Chaos is aperiodic long-term behavior in a deterministic system that exhibits sensitive dependence on initial conditions. "Deterministic" means the future is uniquely determined by the present state — there are no random inputs. "Aperiodic" means trajectories never repeat exactly. "Sensitive dependence" means that nearby initial conditions diverge exponentially fast, making long-term prediction impossible despite perfect determinism. Chaos requires at least three dimensions for continuous flows (by Poincare-Bendixson) or can occur in one-dimensional discrete maps.
Everything in nonlinear dynamics so far has been, in a sense, well-behaved. Fixed points sit still. Limit cycles repeat periodically. The Poincare-Bendixson theorem guarantees that in two dimensions, nothing more exotic can happen. Chaos shatters this picture: deterministic systems can produce behavior that looks random, never repeats, and defies long-term prediction. It is not randomness, not noise, not complexity — it is the intrinsic unpredictability of certain deterministic systems.
The three defining properties, formalized by Devaney, capture different aspects of the phenomenon. Sensitive dependence on initial conditions is the most famous: two initial conditions that are arbitrarily close will eventually diverge to become completely different. This is not gradual drift — the divergence is exponential, measured by Lyapunov exponents. A butterfly's wing-flap doesn't cause a hurricane through some chain of force; rather, the atmosphere is a chaotic system where any perturbation, no matter how tiny, eventually grows to dominate the forecast. Topological transitivity ensures the chaos is indecomposable — the system explores its entire attractor and can't be split into separate non-interacting parts. Dense periodic orbits mean that arbitrarily close to any chaotic trajectory, there is a periodic orbit — chaos is organized around an infinite skeleton of unstable periodic orbits.
The mechanism of chaos is stretching and folding. Consider a small blob of initial conditions in phase space. Under the dynamics, this blob gets stretched in some directions (divergence of nearby trajectories) and compressed in others (the system is dissipative — volumes contract). But the stretched blob can't extend to infinity if the attractor is bounded. So it gets folded back on itself, like a baker kneading dough. This stretch-fold process, repeated indefinitely, creates an infinitely layered, self-similar structure — the strange attractor. Points that were far apart get folded close together; points that were close get stretched far apart. The result is sensitive dependence (stretching) combined with bounded, recurrent behavior (folding).
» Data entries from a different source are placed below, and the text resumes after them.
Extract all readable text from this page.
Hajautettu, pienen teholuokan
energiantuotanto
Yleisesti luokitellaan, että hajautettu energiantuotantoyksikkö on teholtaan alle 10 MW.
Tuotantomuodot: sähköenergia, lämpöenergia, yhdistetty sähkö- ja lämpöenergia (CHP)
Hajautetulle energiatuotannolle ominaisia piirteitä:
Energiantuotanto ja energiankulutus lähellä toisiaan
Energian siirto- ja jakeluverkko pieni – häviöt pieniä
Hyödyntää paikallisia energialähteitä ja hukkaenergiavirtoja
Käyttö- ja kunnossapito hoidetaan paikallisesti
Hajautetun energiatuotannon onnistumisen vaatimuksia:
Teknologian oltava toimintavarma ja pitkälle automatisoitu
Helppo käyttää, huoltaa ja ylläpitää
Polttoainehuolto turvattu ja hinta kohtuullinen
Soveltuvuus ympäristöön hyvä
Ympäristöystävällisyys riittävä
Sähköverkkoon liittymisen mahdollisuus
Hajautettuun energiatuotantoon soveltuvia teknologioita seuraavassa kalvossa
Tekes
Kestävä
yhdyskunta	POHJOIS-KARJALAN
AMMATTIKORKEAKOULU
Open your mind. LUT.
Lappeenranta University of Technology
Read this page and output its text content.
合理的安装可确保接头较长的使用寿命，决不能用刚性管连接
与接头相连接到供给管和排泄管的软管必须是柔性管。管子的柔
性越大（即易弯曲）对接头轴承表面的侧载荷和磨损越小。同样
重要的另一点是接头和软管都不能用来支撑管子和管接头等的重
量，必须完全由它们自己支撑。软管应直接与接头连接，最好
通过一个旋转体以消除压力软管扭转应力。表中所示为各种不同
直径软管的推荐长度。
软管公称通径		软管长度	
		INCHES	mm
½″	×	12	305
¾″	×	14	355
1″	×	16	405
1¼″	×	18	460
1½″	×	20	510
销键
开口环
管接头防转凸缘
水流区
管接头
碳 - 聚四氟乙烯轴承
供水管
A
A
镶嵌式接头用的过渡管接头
Why does chaos require three continuous dimensions? The Poincare-Bendixson theorem explains: in 2D, the non-crossing property of trajectories prevents the folding required for chaos. Trajectories can stretch apart, but they can't fold back past each other — any closed curve that a trajectory tries to weave through becomes a barrier. In three dimensions, trajectories can pass over and under each other, enabling the stretching-and-folding that generates chaotic behavior. This is why the Lorenz system (3D) can be chaotic while the van der Pol oscillator (2D) cannot. For discrete maps, the situation is different: the logistic map is one-dimensional and chaotic, because discrete maps don't have the continuity constraints that prevent crossing.